Despite the vulnerabilities of monocultures, continuous productivity increases have been achieved through the introduction of improved varieties, mainly promoted by the Green Revolution, accompanied by measures needed to compensate the weaknesses of the system and sustain it, like chemical fertilizer and pesticide inputs, irrigation where farmers have access to supplemental water, hygienic techniques like soil fumigation, and even genetic modifications of organisms.

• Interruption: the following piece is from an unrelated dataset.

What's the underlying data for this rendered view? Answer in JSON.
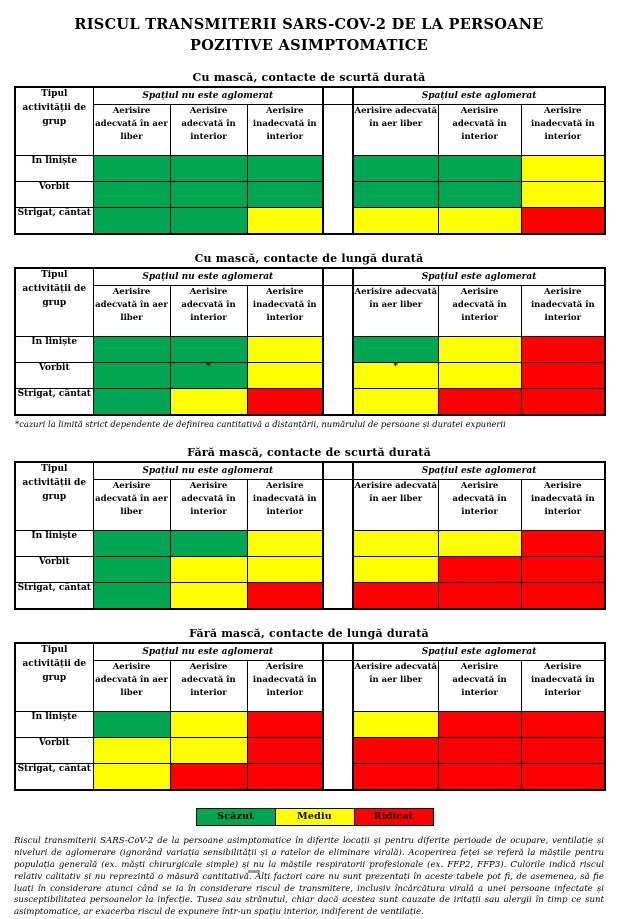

A well-known argument in relation to biodiversity loss and other negative ecological impacts of monoculture is the land-sparing impact of modern farming practices, which refers to the trade-off of the amount of land that needs to go into production according to different levels of productivity. For example, if yields of the six major crop groups that are cultivated on 80 percent of the total cultivated land area had remained at yield levels farmers achieved in 1961, it would require an additional 1.4 billion hectares of land to meet global food demand in 2004. The key ecological question is therefore whether environmental services other than food production at regional and global scales would be enhanced by focusing food production on less land under intensive management with high yields, versus expanding cultivated area in lower-yielding systems that use farming practices that seek to preserve environmental services at the field and local levels. Although there are many case studies that challenge the productivity argument of the Green Revolution and provide case studies for the high productivity of small-scale farms, mixed cropping, and mixed farming systems, this argument needs further research, since these systems have mainly been neglected by previous research priorities.

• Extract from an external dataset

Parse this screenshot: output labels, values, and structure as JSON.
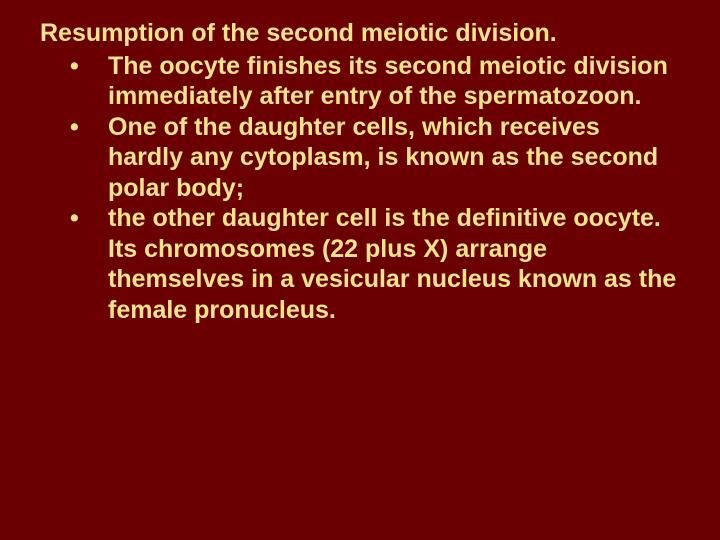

Other critical arguments can be summarized as critiques of the mindset behind monoculture and its rationale, which is related to concepts of elimination of diversity not only in regard to nature, but overall. This approach would replace principles of diversity with principles of intolerance and exclusion by prioritizing commercial interests over ecological integration, by ignoring the relation between ecological diversity and the diversity of livelihoods, cultures, and belief systems. This is supported by the fact that the establishment of large-scale monocultures like cotton plantations in the United States, Africa, and India were only possible on the basis of slavery and colonialism, perpetuated by international corporations until today. These corporations externalize harmful side-effects like contamination by chemicals and soil erosions to adjacent areas that are considered peripheries, or to future generations, leaving the farmer without any freedom of choice. For this reason, national action plans of many countries aim at the reduction of monocultures, since there is doubt that sustainable monocultures will ever exist.

Bibliography:

  1. Miguel Altieri, “The Ecological Role of Biodiversity in Agroecosystems,” Agriculture, Ecosystems and Environment (v.74, 1999);
  2. R. Conway and J.N. Pretty, Unwelcome Harvest: Agriculture and Pollution (Earthscan Publications, 1991);
  3. K. Duraiappah and Shahid Naeem, Millennium Ecosystem Assessment: Ecosystems and Human Well-Being: Biodiversity Synthesis (World Resources Institute, 2005);
  4. V.H. Heywood and T. Watson, Global Biodiversity Assessment (Cambridge University Press, 1995);
  5. Andrew Kimbrell, , Fatal Harvest: The Tragedy of Industrial Agriculture (Foundation for Deep Ecology, 2002);
  6. Vandana Shiva, Monocultures of the Mind: Perspectives on Biodiversity and Biotechnology (Palgrave MacMillan, 1983).